Hmm. We came pretty close with nuclear weapons and two super-powers, and yet we are still here. The dangerous toys are going to get even more dangerous this century, but I don’t see the rationale for assigning > 50% to Doom.
In regards to your expectations. You are still alive and we do have jetpacks today, we have traveled to numerous planets, we do have muscle powered gliders at least, and atomic submarines.
The only mistaken predictions were that humans were useful to send to other planets (they are not), and that time travel is tractable.
And ultimately just because some people make inaccurate predictions does not somehow invalidate prediction itself.
Well, of course I didn’t mean to suggest p=0. I don’t think the collapse of technological civilization is very likely, though—and would assign permanent setbacks a < 1% chance of happening.
My pet theory on this is that glial cells are known to stimulate synapse growth and they support synapse function (e.g. by clearing up after firing) - and so the enormous quantity of glial cells in whale brains (9 times as many glial cells in the sperm whale than in the human) - and their huge neurons—both point to an astronomical number of synapses.
“Glia Cells Help Neurons Build Synapses”
http://www.scientificamerican.com/article.cfm?id=glia-cells-help-neurons-b
Evidence from actual synapse counts in dolphin brains bears on this issue too.
There are problems like this that arise with large synchronous systems which lack reliable clocks—but one of the good things about machine intelligences of significant size will be that reliable clocks will be available—and they probably won’t require global synchrony to operate in the first place.

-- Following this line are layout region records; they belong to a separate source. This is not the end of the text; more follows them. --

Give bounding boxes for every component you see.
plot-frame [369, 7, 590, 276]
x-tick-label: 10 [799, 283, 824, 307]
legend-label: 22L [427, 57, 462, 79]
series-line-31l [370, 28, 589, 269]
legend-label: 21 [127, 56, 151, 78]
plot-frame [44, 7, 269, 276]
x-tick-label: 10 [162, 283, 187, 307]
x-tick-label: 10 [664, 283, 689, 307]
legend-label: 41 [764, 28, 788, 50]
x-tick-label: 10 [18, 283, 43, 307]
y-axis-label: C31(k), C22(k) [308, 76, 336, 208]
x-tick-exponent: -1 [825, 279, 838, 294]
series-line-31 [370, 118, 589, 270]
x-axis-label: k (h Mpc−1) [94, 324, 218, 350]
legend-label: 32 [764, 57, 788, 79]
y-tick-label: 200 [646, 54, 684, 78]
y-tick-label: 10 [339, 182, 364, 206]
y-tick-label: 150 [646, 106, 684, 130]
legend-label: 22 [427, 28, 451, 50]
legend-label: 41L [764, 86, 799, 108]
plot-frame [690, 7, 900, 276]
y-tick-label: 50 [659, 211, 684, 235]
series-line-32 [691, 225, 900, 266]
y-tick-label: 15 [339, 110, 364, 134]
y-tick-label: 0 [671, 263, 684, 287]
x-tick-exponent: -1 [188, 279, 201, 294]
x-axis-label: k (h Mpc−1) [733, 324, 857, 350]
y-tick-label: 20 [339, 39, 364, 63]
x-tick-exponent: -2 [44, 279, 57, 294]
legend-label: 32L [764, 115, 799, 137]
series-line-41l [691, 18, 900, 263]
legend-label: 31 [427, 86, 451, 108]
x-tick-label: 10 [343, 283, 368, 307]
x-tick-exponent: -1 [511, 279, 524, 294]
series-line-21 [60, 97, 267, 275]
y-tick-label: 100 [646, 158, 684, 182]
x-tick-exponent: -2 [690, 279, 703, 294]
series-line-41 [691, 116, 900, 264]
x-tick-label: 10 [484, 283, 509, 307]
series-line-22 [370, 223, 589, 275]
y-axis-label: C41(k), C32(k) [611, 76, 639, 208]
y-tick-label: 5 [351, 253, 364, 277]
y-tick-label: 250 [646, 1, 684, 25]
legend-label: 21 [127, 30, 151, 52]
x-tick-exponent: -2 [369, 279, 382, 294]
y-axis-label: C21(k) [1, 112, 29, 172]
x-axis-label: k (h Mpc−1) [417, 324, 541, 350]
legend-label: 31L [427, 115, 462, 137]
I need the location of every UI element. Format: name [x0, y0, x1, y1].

I do remember reading that the brain does appear to have some highly regular pulse-like synchronizations in the PFC circuit. Every 33hz and 3hz if I remember correctly.

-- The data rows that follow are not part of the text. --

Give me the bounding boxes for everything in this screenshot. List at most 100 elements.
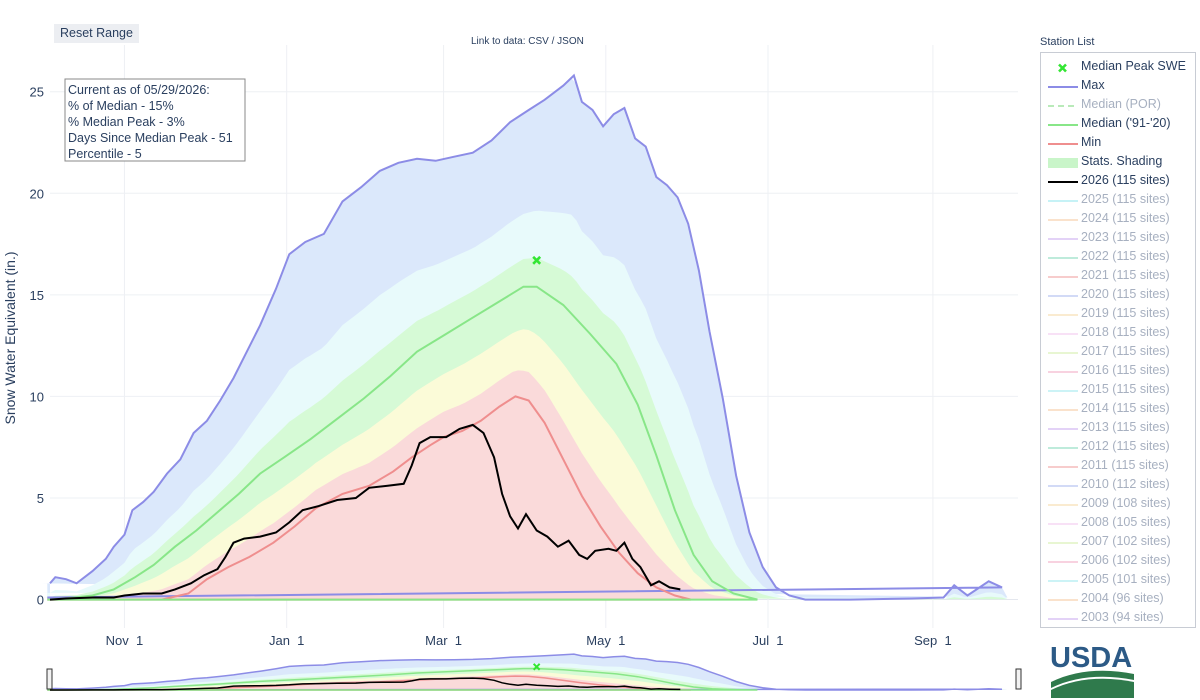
info-line-4: Days Since Median Peak - 51 [68,131,233,145]
legend-item-label: 2013 (115 sites) [1081,420,1170,434]
x-tick-label: Sep 1 [914,633,952,648]
csv-link[interactable]: CSV [528,36,549,47]
legend-item[interactable]: 2019 (115 sites) [1041,305,1195,324]
legend-item[interactable]: 2006 (102 sites) [1041,552,1195,571]
legend-item-label: 2010 (112 sites) [1081,477,1170,491]
legend-item[interactable]: 2023 (115 sites) [1041,229,1195,248]
legend-symbol-icon [1048,86,1078,88]
legend-item[interactable]: Median (POR) [1041,96,1195,115]
legend-item-label: Median Peak SWE [1081,59,1186,73]
shading-band-min [42,370,1008,600]
preview-current-line [50,677,681,691]
y-tick-label: 15 [30,288,44,303]
legend-item[interactable]: 2017 (115 sites) [1041,343,1195,362]
legend-item[interactable]: 2012 (115 sites) [1041,438,1195,457]
y-tick-label: 10 [30,389,44,404]
legend-symbol-icon [1048,276,1078,278]
max-line [47,73,1003,601]
reset-range-button[interactable]: Reset Range [54,24,139,43]
legend-item[interactable]: 2010 (112 sites) [1041,476,1195,495]
x-tick-label: Jan 1 [269,633,304,648]
legend-symbol-icon [1048,314,1078,316]
legend-item[interactable]: 2020 (115 sites) [1041,286,1195,305]
json-link[interactable]: JSON [557,36,584,47]
x-tick-label: Jul 1 [752,633,783,648]
range-slider-left-handle[interactable] [46,668,53,690]
y-tick-label: 5 [37,491,44,506]
legend-item[interactable]: 2021 (115 sites) [1041,267,1195,286]
median-line [47,285,758,601]
legend-item[interactable]: Median Peak SWE [1041,58,1195,77]
legend-item-label: 2025 (115 sites) [1081,192,1170,206]
swe-chart[interactable]: Nov 1 Jan 1 Mar 1 May 1 Jul 1 Sep 1 0 5 10 15 20 2… [0,0,1040,700]
range-slider[interactable] [42,652,1022,692]
legend-item[interactable]: Max [1041,77,1195,96]
legend-item-label: 2020 (115 sites) [1081,287,1170,301]
legend-item[interactable]: 2018 (115 sites) [1041,324,1195,343]
legend-symbol-icon [1048,257,1078,259]
info-line-3: % Median Peak - 3% [68,115,185,129]
legend-symbol-icon [1048,352,1078,354]
legend-item[interactable]: 2016 (115 sites) [1041,362,1195,381]
x-axis-ticks: Nov 1 Jan 1 Mar 1 May 1 Jul 1 Sep 1 [106,633,952,648]
legend-item[interactable]: 2011 (115 sites) [1041,457,1195,476]
legend-item-label: Stats. Shading [1081,154,1163,168]
preview-peak-marker [532,663,541,671]
legend-item[interactable]: 2013 (115 sites) [1041,419,1195,438]
legend-item[interactable]: 2008 (105 sites) [1041,514,1195,533]
legend-item-label: 2016 (115 sites) [1081,363,1170,377]
legend-symbol-icon [1048,105,1078,107]
legend-symbol-icon [1048,158,1078,168]
legend-symbol-icon [1048,523,1078,525]
legend-item-label: Min [1081,135,1102,149]
legend-symbol-icon [1048,181,1078,183]
legend-item[interactable]: Stats. Shading [1041,153,1195,172]
info-line-1: Current as of 05/29/2026: [68,83,210,97]
legend-symbol-icon [1048,124,1078,126]
stats-shading [42,78,1008,600]
data-link-text: Link to data: CSV / JSON [471,36,584,47]
y-axis-label: Snow Water Equivalent (in.) [2,252,18,425]
legend-symbol-icon [1048,599,1078,601]
legend-item[interactable]: 2024 (115 sites) [1041,210,1195,229]
legend: Median Peak SWE Max Median (POR) Median ('9… [1040,52,1196,628]
legend-item-label: 2023 (115 sites) [1081,230,1170,244]
legend-symbol-icon [1048,219,1078,221]
legend-item[interactable]: 2015 (115 sites) [1041,381,1195,400]
legend-item[interactable]: Median ('91-'20) [1041,115,1195,134]
legend-item-label: Max [1081,78,1105,92]
range-slider-right-handle[interactable] [1015,668,1022,690]
legend-item-label: 2015 (115 sites) [1081,382,1170,396]
legend-item-label: 2005 (101 sites) [1081,572,1171,586]
info-line-5: Percentile - 5 [68,147,142,161]
legend-item-label: 2024 (115 sites) [1081,211,1170,225]
legend-symbol-icon [1048,561,1078,563]
legend-symbol-icon [1048,238,1078,240]
legend-item-label: 2009 (108 sites) [1081,496,1171,510]
legend-symbol-icon [1048,504,1078,506]
legend-symbol-icon [1058,63,1067,73]
legend-item[interactable]: 2007 (102 sites) [1041,533,1195,552]
legend-item[interactable]: 2022 (115 sites) [1041,248,1195,267]
data-link-prefix: Link to data: [471,36,529,47]
legend-symbol-icon [1048,447,1078,449]
legend-item[interactable]: 2005 (101 sites) [1041,571,1195,590]
legend-item-label: 2012 (115 sites) [1081,439,1170,453]
legend-item[interactable]: 2026 (115 sites) [1041,172,1195,191]
legend-symbol-icon [1048,542,1078,544]
data-link-separator: / [548,36,558,47]
legend-item[interactable]: 2025 (115 sites) [1041,191,1195,210]
legend-symbol-icon [1048,390,1078,392]
legend-item[interactable]: 2014 (115 sites) [1041,400,1195,419]
legend-item[interactable]: 2004 (96 sites) [1041,590,1195,609]
legend-item-label: Median (POR) [1081,97,1161,111]
legend-item-label: 2011 (115 sites) [1081,458,1169,472]
legend-item[interactable]: Min [1041,134,1195,153]
chart-lines [47,73,1003,601]
range-slider-preview [42,653,1008,691]
legend-item[interactable]: 2009 (108 sites) [1041,495,1195,514]
legend-item[interactable]: 2003 (94 sites) [1041,609,1195,628]
legend-item-label: 2006 (102 sites) [1081,553,1171,567]
x-tick-label: May 1 [586,633,625,648]
y-axis-ticks: 0 5 10 15 20 25 [30,85,44,608]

But that is really besides the point entirely.
The larger a system, the longer it takes information to move across the system. A planet wide intelligence would not be able to think as fast as a small laptop-sized intelligence, this is just a fact of the speed of light.

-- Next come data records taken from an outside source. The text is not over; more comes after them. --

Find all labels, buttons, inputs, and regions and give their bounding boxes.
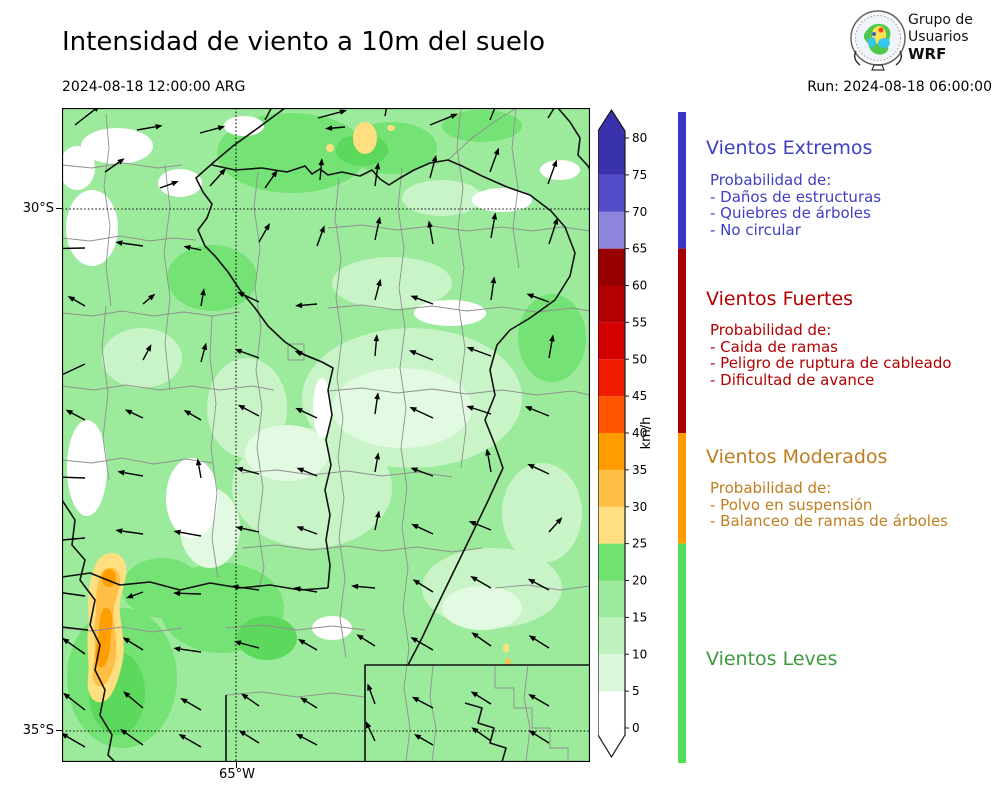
y-tick-35s: 35°S <box>22 723 54 738</box>
valid-time-label: 2024-08-18 12:00:00 ARG <box>62 79 246 95</box>
graticule <box>62 108 590 762</box>
svg-text:65: 65 <box>632 242 647 256</box>
prob-heading: Probabilidad de: <box>710 171 832 189</box>
map-frame <box>62 108 590 762</box>
effect-item: - Peligro de ruptura de cableado <box>710 354 952 372</box>
prob-heading: Probabilidad de: <box>710 479 832 497</box>
moderate-wind-maxima <box>87 122 511 703</box>
effect-item: - Daños de estructuras <box>710 187 882 206</box>
colorbar: 0 5 10 15 20 25 30 35 40 45 50 55 60 65 70 75 80 km/h <box>598 108 654 759</box>
svg-text:80: 80 <box>632 131 647 145</box>
svg-text:0: 0 <box>632 721 640 735</box>
svg-text:55: 55 <box>632 315 647 329</box>
legend-extremos-title: Vientos Extremos <box>706 137 873 159</box>
run-time-label: Run: 2024-08-18 06:00:00 <box>807 79 992 95</box>
legend-leves-title: Vientos Leves <box>706 648 838 670</box>
y-tickmark-30s <box>56 208 62 209</box>
department-borders <box>62 108 590 762</box>
colorbar-units-label: km/h <box>639 417 654 450</box>
legend-moderados-title: Vientos Moderados <box>706 446 888 468</box>
legend-fuertes-title: Vientos Fuertes <box>706 288 854 310</box>
svg-text:50: 50 <box>632 352 647 366</box>
svg-text:60: 60 <box>632 279 647 293</box>
svg-text:25: 25 <box>632 537 647 551</box>
province-borders <box>62 108 590 762</box>
x-tick-65w: 65°W <box>219 767 255 782</box>
logo-line-2: Usuarios <box>908 29 969 45</box>
svg-text:5: 5 <box>632 684 640 698</box>
effect-item: - Balanceo de ramas de árboles <box>710 512 949 530</box>
category-bar-segment <box>678 248 686 433</box>
page-title: Intensidad de viento a 10m del suelo <box>62 27 546 57</box>
logo-text: Grupo de Usuarios WRF <box>908 12 973 64</box>
svg-text:40: 40 <box>632 426 647 440</box>
category-bar-segment <box>678 543 686 763</box>
svg-text:20: 20 <box>632 574 647 588</box>
logo-line-3: WRF <box>908 45 947 63</box>
effect-item: - Quiebres de árboles <box>710 204 871 222</box>
effect-item: - Dificultad de avance <box>710 370 875 389</box>
category-bar <box>678 112 686 763</box>
svg-text:35: 35 <box>632 463 647 477</box>
svg-text:30: 30 <box>632 500 647 514</box>
wind-map <box>62 108 590 762</box>
svg-text:15: 15 <box>632 610 647 624</box>
map-shading-layer <box>62 108 590 762</box>
logo-line-1: Grupo de <box>908 12 973 28</box>
prob-heading: Probabilidad de: <box>710 321 832 339</box>
legend-fuertes-effects: Probabilidad de: - Caida de ramas - Peli… <box>710 322 952 388</box>
globe-icon <box>850 10 906 71</box>
svg-text:10: 10 <box>632 647 647 661</box>
category-bar-segment <box>678 112 686 249</box>
effect-item: - No circular <box>710 220 801 239</box>
svg-text:45: 45 <box>632 389 647 403</box>
svg-text:70: 70 <box>632 205 647 219</box>
y-tick-30s: 30°S <box>22 201 54 216</box>
effect-item: - Polvo en suspensión <box>710 495 873 514</box>
legend-moderados-effects: Probabilidad de: - Polvo en suspensión -… <box>710 480 948 530</box>
effect-item: - Caida de ramas <box>710 337 838 356</box>
legend-extremos-effects: Probabilidad de: - Daños de estructuras … <box>710 172 881 238</box>
svg-text:75: 75 <box>632 168 647 182</box>
x-tickmark-65w <box>236 762 237 768</box>
category-bar-segment <box>678 433 686 544</box>
y-tickmark-35s <box>56 730 62 731</box>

And its actually much much worse than that when you factor in bandwidth considerations.
I don’t really know what you mean.
You think it couldn’t sort things as fast? Search through a specified data set as quickly? Factor numbers as as fast? If you think any of those things, I think you need to explain further. If you agree that such tasks need not take a hit, which tasks are we talking about?
Actually, many of the examples you list would have huge problems scaling to a planet wide intelligence, but that’s a side issue.
The space in algorithm land in which practical universal intelligence lies requires high connectivity. It is not unique in this—many algorithms require this. Ultimately it can probably be derived back from the 3D structure of the universe itself.
Going from on-chip CPU access to off-chip Memory access to disk access to remote internet access is a series of massive exponential drops in bandwidth and related increases in latency which severely limit scalability of all big interesting distributed algorithms.